Bij een opgelegd schip blijft vaak een minimum aan bemanningsleden aan boord. Dit, om enerzijds te zorgen voor een kostenreductie en om er anderzijds voor te zorgen dat het minimale onderhoud dat aan boord vereist is, plaatsvindt. Bij een schip waarop beslag of een vaarverbod is gelegd, kan ook, vanwege de duur van de maatregel, een deel van de bemanning van boord gehaald worden.

Bij een gevaarlijke situatie in de haven dient in beginsel elk afgemeerd schip te allen tijde in staat te zijn op eigen kracht of met behulp van sleepboten onmiddellijk van ligplaats te veranderen. Daarnaast moet onder meer toegezien worden op een blijvende deugdelijke afmeersituatie.

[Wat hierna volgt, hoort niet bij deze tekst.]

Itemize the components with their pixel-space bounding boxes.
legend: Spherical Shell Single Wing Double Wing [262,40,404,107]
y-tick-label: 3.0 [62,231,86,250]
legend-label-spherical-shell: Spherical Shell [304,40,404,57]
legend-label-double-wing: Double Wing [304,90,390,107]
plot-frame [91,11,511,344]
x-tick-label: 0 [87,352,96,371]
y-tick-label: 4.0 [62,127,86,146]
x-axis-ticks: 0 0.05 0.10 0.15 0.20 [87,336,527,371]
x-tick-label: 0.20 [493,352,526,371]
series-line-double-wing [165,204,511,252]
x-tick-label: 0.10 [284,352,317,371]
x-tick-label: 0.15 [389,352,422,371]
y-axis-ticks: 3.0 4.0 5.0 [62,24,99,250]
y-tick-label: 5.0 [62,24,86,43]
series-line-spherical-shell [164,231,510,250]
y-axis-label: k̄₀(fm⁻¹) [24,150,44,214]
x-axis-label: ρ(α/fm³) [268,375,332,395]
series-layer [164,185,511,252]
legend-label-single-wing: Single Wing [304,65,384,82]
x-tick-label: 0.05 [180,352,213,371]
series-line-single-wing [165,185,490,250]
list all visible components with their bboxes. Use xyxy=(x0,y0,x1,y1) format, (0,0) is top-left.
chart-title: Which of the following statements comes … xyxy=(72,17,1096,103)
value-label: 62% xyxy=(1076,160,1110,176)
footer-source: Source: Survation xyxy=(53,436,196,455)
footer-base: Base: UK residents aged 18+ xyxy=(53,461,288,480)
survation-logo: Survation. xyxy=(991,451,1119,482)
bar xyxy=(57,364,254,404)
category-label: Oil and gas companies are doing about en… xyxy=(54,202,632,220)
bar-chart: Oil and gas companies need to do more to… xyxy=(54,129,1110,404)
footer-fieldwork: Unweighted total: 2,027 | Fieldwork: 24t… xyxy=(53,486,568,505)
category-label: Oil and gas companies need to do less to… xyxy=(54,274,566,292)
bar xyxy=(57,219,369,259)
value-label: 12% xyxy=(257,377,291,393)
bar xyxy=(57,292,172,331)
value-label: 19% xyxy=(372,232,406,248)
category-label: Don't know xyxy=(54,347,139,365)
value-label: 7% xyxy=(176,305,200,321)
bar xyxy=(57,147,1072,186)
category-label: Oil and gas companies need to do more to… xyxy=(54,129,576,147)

Dit artikel biedt de mogelijkheid om doeltreffende maatregelen op te kunnen leggen aan de kapitein, schipper of exploitant van het schip om de ordening, veiligheid of het milieu ten aanzien van het schip en haar omgeving blijvend te waarborgen. Te denken valt aan het voorschrijven van een minimum aan bemanningssterkte.

Artikel 3.13 Vast- en losmaken van zeeschepen

Gelet op de veiligheid vereist de Havenverordening dat het vast- en losmaken van schepen gebeurt door professionele partijen. Dat zijn de bootlieden. Om de kwaliteit blijvend te garanderen is in een erkenning van de bootliedenorganisaties voorzien. Daarin staan eisen aan de beschikbaarheid en de vakbekwaamheid van het personeel waar de organisatie gebruik van maakt.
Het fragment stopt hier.